8. God will confront you with the fear of not being taken care of – and He will take it away
One day we were in Lima and I was preparing to leave for Huacho the next day. That's a town a couple of hours from Lima where I spent a year in 2011. I had to save my daily food money for the bus tickets. Our team went out to dinner the day before but I didn't order anything. I was hungry, but okay.

On our way back I wasn't okay with it anymore. "God, please give me something to eat." I was down. I was frustrated and felt lost because I had no idea where the food would come from. At around 11 pm it was so bad that I decided to spend the money for the bus tickets on food. So I went out to go to a store. I heard God's voice: "Do you trust me?" I pushed it away angrily and kept walking. I heard it three times.

When I came to the store, it was closed. On my way back to the hostel I felt desperate and without hope. "God, don't you know that I am hungry? How can you let me down like this? And I thought I can trust you." 

I had been placed in another room that night. Our coaches Randy and Betsy had been in it before. And when I entered the room I found a table full of food they had left. It was more than I could eat. The next day in Huacho people treated me to breakfast (twice), lunch (I even had to turn down two invitations), dinner (we took leftovers) and ice cream (three times throughout the day by different people). "Do you trust me?"
9. You learn to depend on God
I know now that God loves me and wants to provide for me. The other night, Steve, Jeff, and I were traveling from Bucharest to our ministry site. We were waiting at the train station. It was already late and I had had dinner. However, I got hungry again. So I asked God if He could give me something to eat. And I knew that He would answer my prayer.

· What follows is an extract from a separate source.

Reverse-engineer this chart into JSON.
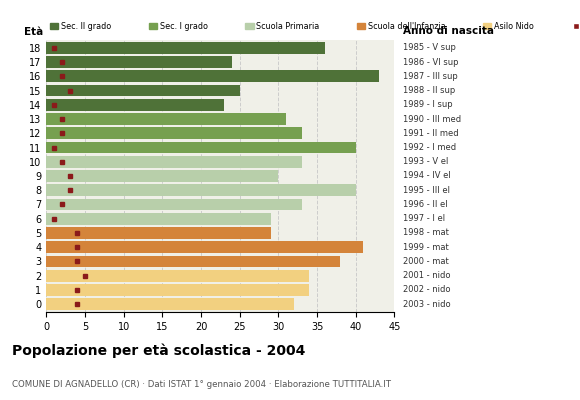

Some time later, Jeff said: "I have to go to the bathroom, but at KFC they only let you use it if you're getting something. The good thing is that I am hungry, can I bring you guys anything?" 10 minutes later I had a nice chicken wrap in my hands. 

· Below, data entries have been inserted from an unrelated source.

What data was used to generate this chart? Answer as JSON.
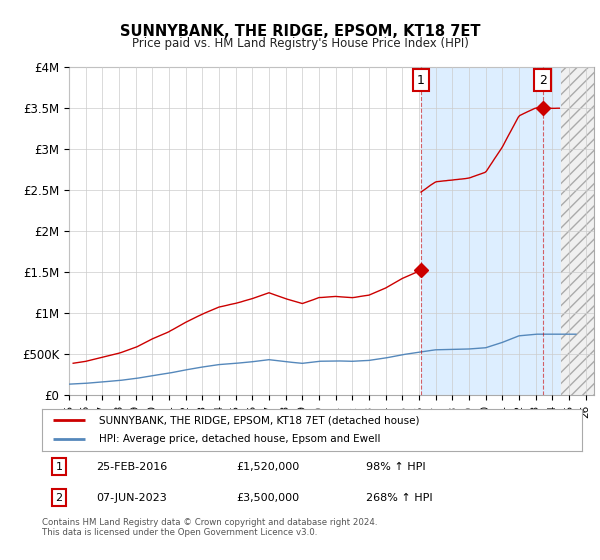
{
  "title": "SUNNYBANK, THE RIDGE, EPSOM, KT18 7ET",
  "subtitle": "Price paid vs. HM Land Registry's House Price Index (HPI)",
  "legend_line1": "SUNNYBANK, THE RIDGE, EPSOM, KT18 7ET (detached house)",
  "legend_line2": "HPI: Average price, detached house, Epsom and Ewell",
  "annotation1_date": "25-FEB-2016",
  "annotation1_price": "£1,520,000",
  "annotation1_hpi": "98% ↑ HPI",
  "annotation2_date": "07-JUN-2023",
  "annotation2_price": "£3,500,000",
  "annotation2_hpi": "268% ↑ HPI",
  "footnote": "Contains HM Land Registry data © Crown copyright and database right 2024.\nThis data is licensed under the Open Government Licence v3.0.",
  "red_color": "#cc0000",
  "blue_color": "#5588bb",
  "shade_color": "#ddeeff",
  "grid_color": "#cccccc",
  "background_color": "#ffffff",
  "sale1_year": 2016.12,
  "sale1_price": 1520000,
  "sale2_year": 2023.42,
  "sale2_price": 3500000,
  "data_end_year": 2024.5,
  "xmin": 1995,
  "xmax": 2026.5,
  "ymin": 0,
  "ymax": 4000000,
  "yticks": [
    0,
    500000,
    1000000,
    1500000,
    2000000,
    2500000,
    3000000,
    3500000,
    4000000
  ],
  "ytick_labels": [
    "£0",
    "£500K",
    "£1M",
    "£1.5M",
    "£2M",
    "£2.5M",
    "£3M",
    "£3.5M",
    "£4M"
  ]
}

10. You will understand the people better that you are ministering to
I mean, you will still be pretty far away from their lives and struggles. But you get an idea. You are unable to just go and buy the things you like. And I don't mean that you live on a low budget and have to be mindful about your spending. You actually cannot buy anything you like. It's tough.
11. Freedom
I used to spend a lot of time worrying about myself and about what I would eat or how I would spend my money (I am kind of frugal). Now I know that God cares for me. I don't have to care for myself. I just ask him for what I need and He gives me even more. Now I am free more time to care for God and others.
So: At what point in your life could you do something like this if not on the Race? Take a step of faith, pray about it, save money. God asking me to leave my money behind has had a huge impact on my experience on the Race and on my relationship with God. I promise you that it won't kill you. You will actually be more alive.